A computational framework for predicting the fracture toughness of metals as function of microstructure

Abstract

We present a simplified computational framework based on the cohesive finite element method (CFEM) for predicting the macroscale fracture measures such as KIC and JIC of ductile metals as functions of microstructural attributes. Currently, no systematic approach exists to explicitly quantify the effects of grain and grain boundary behavior on the fracture measures of polycrystalline materials. Our computational approach involves embedding a microstructure region around the crack tip in a compact tension specimen subjected to mode-I loading and explicitly resolving fracture processes in the microstructure.
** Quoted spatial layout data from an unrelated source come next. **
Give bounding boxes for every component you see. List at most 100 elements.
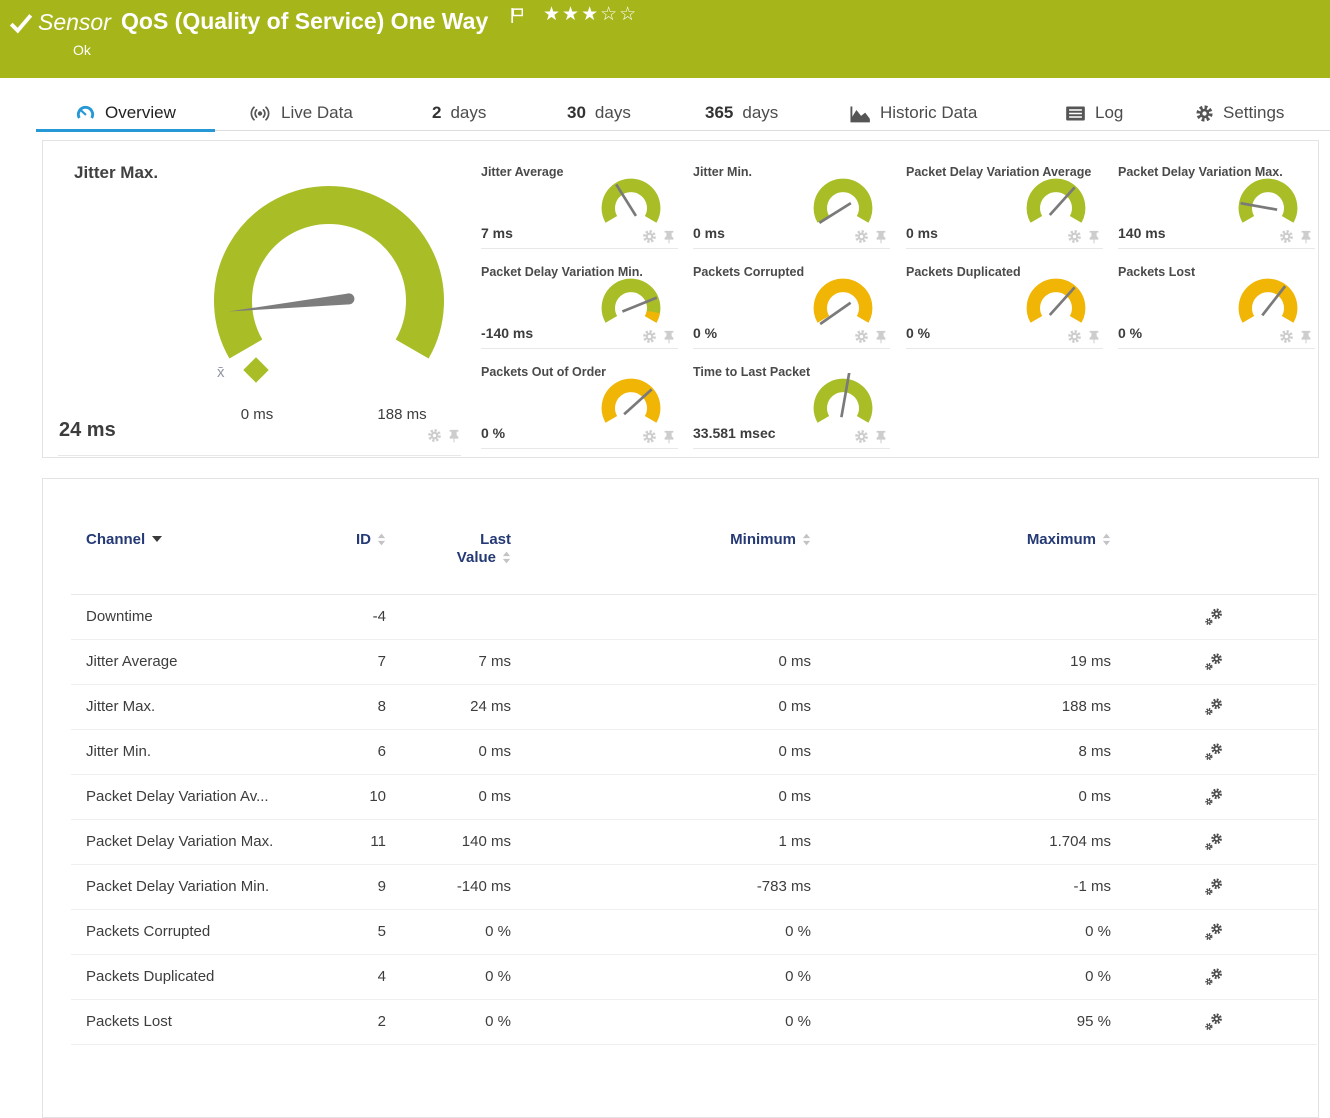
cell-channel[interactable]: Downtime — [71, 594, 306, 639]
gauge-pin-icon[interactable] — [874, 230, 888, 244]
cell-minimum: 0 % — [511, 954, 811, 999]
gauge-settings-gear-icon[interactable] — [642, 429, 657, 444]
cell-maximum: 95 % — [811, 999, 1111, 1044]
cell-channel[interactable]: Jitter Average — [71, 639, 306, 684]
column-header-id[interactable]: ID — [306, 519, 386, 594]
gauge-pin-icon[interactable] — [1087, 330, 1101, 344]
stars-filled[interactable]: ★★★ — [543, 4, 600, 25]
gauge-pin-icon[interactable] — [1087, 230, 1101, 244]
channel-settings-gears-icon[interactable] — [1204, 787, 1224, 807]
cell-channel[interactable]: Packet Delay Variation Min. — [71, 864, 306, 909]
priority-stars[interactable]: ★★★☆☆ — [543, 3, 638, 26]
cell-channel[interactable]: Packets Duplicated — [71, 954, 306, 999]
gauge-settings-gear-icon[interactable] — [1279, 329, 1294, 344]
channel-settings-gears-icon[interactable] — [1204, 877, 1224, 897]
table-row: Packet Delay Variation Max. 11 140 ms 1 … — [71, 819, 1317, 864]
tab-overview[interactable]: Overview — [75, 95, 176, 131]
tab-historic-data[interactable]: Historic Data — [850, 95, 977, 131]
sort-desc-icon — [152, 536, 162, 542]
channel-settings-gears-icon[interactable] — [1204, 967, 1224, 987]
sort-icon — [502, 551, 511, 564]
cell-last-value: 24 ms — [386, 684, 511, 729]
status-check-icon — [8, 10, 34, 36]
table-header-row: Channel ID Last Value Minimum Maximum — [71, 519, 1317, 594]
gauge-settings-gear-icon[interactable] — [427, 428, 442, 443]
table-row: Downtime -4 — [71, 594, 1317, 639]
header-label: Channel — [86, 531, 145, 548]
gauge-pin-icon[interactable] — [874, 330, 888, 344]
cell-id: 6 — [306, 729, 386, 774]
gauge-cell-packets-lost: Packets Lost 0 % — [1118, 261, 1315, 349]
gauge-settings-gear-icon[interactable] — [1067, 329, 1082, 344]
channel-settings-gears-icon[interactable] — [1204, 697, 1224, 717]
cell-channel[interactable]: Jitter Min. — [71, 729, 306, 774]
gauge-value: 0 % — [906, 325, 930, 341]
gauge-title: Jitter Min. — [693, 165, 752, 179]
gauge-settings-gear-icon[interactable] — [1279, 229, 1294, 244]
stars-empty[interactable]: ☆☆ — [600, 4, 638, 25]
tab-label: Log — [1095, 103, 1123, 123]
gauge-settings-gear-icon[interactable] — [1067, 229, 1082, 244]
table-row: Packet Delay Variation Av... 10 0 ms 0 m… — [71, 774, 1317, 819]
header-label: Maximum — [1027, 531, 1096, 548]
header-label: Value — [457, 549, 496, 566]
sort-icon — [1102, 533, 1111, 546]
channel-settings-gears-icon[interactable] — [1204, 652, 1224, 672]
tab-log[interactable]: Log — [1065, 95, 1123, 131]
main-gauge-dial: x̄ — [199, 169, 459, 429]
gauge-value: 0 ms — [906, 225, 938, 241]
tab-365-days[interactable]: 365 days — [705, 95, 778, 131]
channel-settings-gears-icon[interactable] — [1204, 922, 1224, 942]
gauge-title: Packets Duplicated — [906, 265, 1021, 279]
gauge-settings-gear-icon[interactable] — [642, 229, 657, 244]
gauge-pin-icon[interactable] — [662, 330, 676, 344]
gauge-pin-icon[interactable] — [874, 430, 888, 444]
column-header-last-value[interactable]: Last Value — [386, 519, 511, 594]
flag-icon[interactable] — [510, 7, 525, 24]
cell-minimum: 1 ms — [511, 819, 811, 864]
cell-id: 7 — [306, 639, 386, 684]
column-header-minimum[interactable]: Minimum — [511, 519, 811, 594]
gauge-pin-icon[interactable] — [662, 430, 676, 444]
gauge-settings-gear-icon[interactable] — [642, 329, 657, 344]
cell-maximum: 0 % — [811, 954, 1111, 999]
cell-maximum: 0 ms — [811, 774, 1111, 819]
cell-id: 8 — [306, 684, 386, 729]
tab-number: 30 — [567, 103, 586, 123]
gauge-pin-icon[interactable] — [662, 230, 676, 244]
cell-channel[interactable]: Packet Delay Variation Av... — [71, 774, 306, 819]
gauge-pin-icon[interactable] — [1299, 330, 1313, 344]
gauge-icon — [75, 104, 96, 123]
tab-live-data[interactable]: Live Data — [248, 95, 353, 131]
cell-maximum: 0 % — [811, 909, 1111, 954]
column-header-maximum[interactable]: Maximum — [811, 519, 1111, 594]
cell-channel[interactable]: Jitter Max. — [71, 684, 306, 729]
channel-settings-gears-icon[interactable] — [1204, 1012, 1224, 1032]
tab-30-days[interactable]: 30 days — [567, 95, 631, 131]
gauge-settings-gear-icon[interactable] — [854, 229, 869, 244]
cell-channel[interactable]: Packet Delay Variation Max. — [71, 819, 306, 864]
cell-channel[interactable]: Packets Lost — [71, 999, 306, 1044]
cell-minimum: 0 ms — [511, 639, 811, 684]
channel-settings-gears-icon[interactable] — [1204, 607, 1224, 627]
cell-id: 11 — [306, 819, 386, 864]
cell-last-value: 0 % — [386, 999, 511, 1044]
cell-maximum: 1.704 ms — [811, 819, 1111, 864]
cell-channel[interactable]: Packets Corrupted — [71, 909, 306, 954]
tab-number: 2 — [432, 103, 441, 123]
column-header-channel[interactable]: Channel — [71, 519, 306, 594]
channel-settings-gears-icon[interactable] — [1204, 832, 1224, 852]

To track how the interplay between intergranular and transgranular fracture mechanisms affect the fracture processes and consequently KIC and JIC, a grain boundary misorientation dependent interfacial separation model is used. The framework allows exploration of the effects of microstructure on the macroscopic fracture measures via the manifestation of different fracture mechanisms. Calculations carried out for Mo capture and delineate the competing effects between (a) intergranular and transgranular fracture and (b) constituent plasticity and fracture on the overall fracture toughness of the material. The use of statistically equivalent microstructure sample sets (SEMSS) allows the statistical distributions of KIC to be predicted for Mo with different grain sizes. The results indicate that, as the minimum grain boundary interfacial strength decreases and the grain yield strength increases, intergranular fracture becomes more pronounced over transgranular fracture. Consequently, the plastic dissipation primarily associated with transgranular fracture is suppressed, resulting in lower overall fracture toughness. Microstructures with intermediate levels of grain size exhibit the toughest material response via a combination of tortuous crack paths and plastic dissipation. Finally, the results are analytically quantified in a manner that takes into account the effects of grain boundary characteristics, constituent plasticity, and stochasticity via the use of the SEMSS. Although the calculations here are performed on Mo in a simplified setting, the approach can be extended and applied to other material systems.